No-growth, de-growth …. Ouch! Calling Julian Simon!

Feldthus continues on the environmental front (reproduced verbatim):

  1. Assuming you can decouple carbon emissions from economic growth sufficiently to live up to the Paris Agreement (no evidence of that happening)
  2.  Assuming some new technology will magically appear and solve point 1 (techno-optimism ignores that hope is not a strategy)
  3.  Assuming climate change is the only problem (when there are 8 other planetary boundaries)
  4.  Assuming stable prices on energy and materials (when energy expenditures are increasing)
  5.  Assuming that increases in energy efficiencies lead to absolute energy and material reductions in a growth-based system (the money you save, you use to grow the output, to make more money, which cancels out the initial savings – also known as The Rebound Effect)
  6.  Assuming that you can recycle your way out of the ecological crisis (the 2nd law of thermodynamics explains why that is not possible)
  7.  Assuming that services have no, or an insignificant, ecological footprint (services cannot entirely replace the material sector)

Marcus Feldthus sees hope and momentum:

Degrowth is breaking into the mainstream. Covered by: UN, Harvard Business Review, NY Times, Ernst & Young, BBC, and Bloomberg Festival. As something to be explored, not ridiculed. Here is a quote from each 👇

Bloomberg Festival: Ted Talk by Gaya Herrington

“Our choice is not whether to keep growing or not. But whether the end of growth is coming by design or disaster. Either we choose limits or have them forced upon us.”
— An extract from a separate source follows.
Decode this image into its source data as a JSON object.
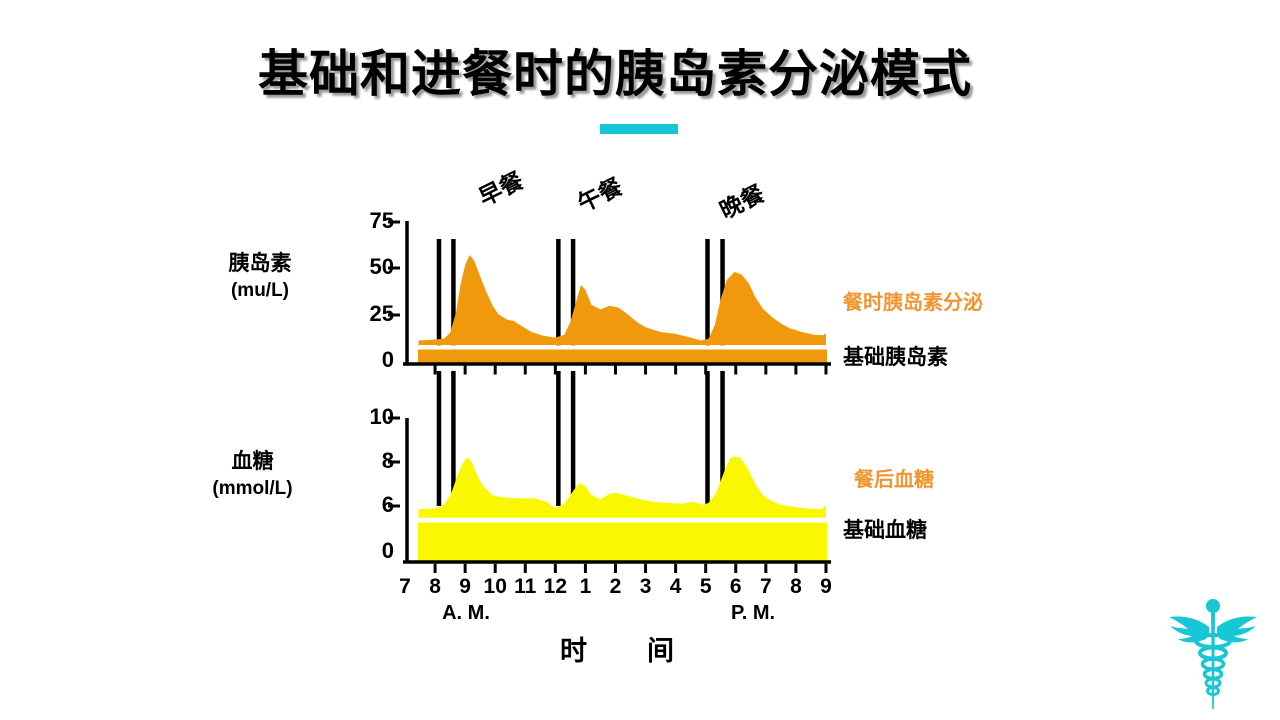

Harvard Business Review: In Defense of Degrowth

“The core of the degrowth argument is the historical fact that economic growth and emissions are inexorably connected (…) To be realistic about the fundamental challenges of growth, we must adjust our cultural assumptions and reconfigure unsustainable business models.”

UN Rapporteur, Olivier De Schutter: Eradicating poverty beyond growth

“The transition to a post-growth development trajectory, focused on the realization of human rights rather than on an increase in the aggregate levels of production and consumption, should be explicitly mentioned in A Pact for the Future”.

New York Times: Shrink the Economy, Save the World?

“Less than two decades ago, an economist like Herman Daly, who argued for a “steady-state economy,” was such an outlier that his fellow economist Benjamin Friedman could declare that “practically nobody opposes economic growth per se.” Yet today there is a burgeoning “post-growth” and “degrowth” movement doing exactly that — in journals, on podcasts, at conferences.”

Ernst & Young: A new economy

“Seemingly organized under many different frameworks (e.g., Doughnut Economics, Beyond GDP, ecological economics, degrowth and regenerative economics), these concepts share the common vision of an economy founded on human and planetary flourishing. We suggest they also point to five guiding principles foundational to accelerating the transition toward this goal.”

BBC: Less is more: Can Degrowth Save The World? by Alvaro Alvarez Ricciardelli

“A group of academics and activists are questioning the possibility of endless economic growth on a finite planet. They instead advocate for a bold solution: degrowth.”

And, if you want to understand what this shift means for businesses, I just launched a beginner’s guide on it. It’s called Post Growth Business 101. 📌 Get it here: https://lnkd.in/ePFW-j5a

Final Comment

Degrowth is the final solution against modernity. It is an anti-human philosophy of stagnation and decline based on the belief that there are too many people. Remember Paul Ehrlich?

Degrowth is a fringe movement within Deep Ecology. It sanctions deindustrialization and thus welcomes high energy prices and energy rationing, even blackouts.

Degrowth is about government authoritarianism overriding the natural human impulse to improve. It lurks in high places and must be exposed for what it is. Marcus Feldthus of the Copenhagen Business School needs to reeducate himself about ends and means to at least be able to inform his students about the happy side of life and living.

One Comment for “Degrowth: The Final Solution”


  1. Ken Huckeba  

    It appears that Feldthus is a Malthus acolyte. These weird compilations of Marxism and Fascism need to be focused on and nullified.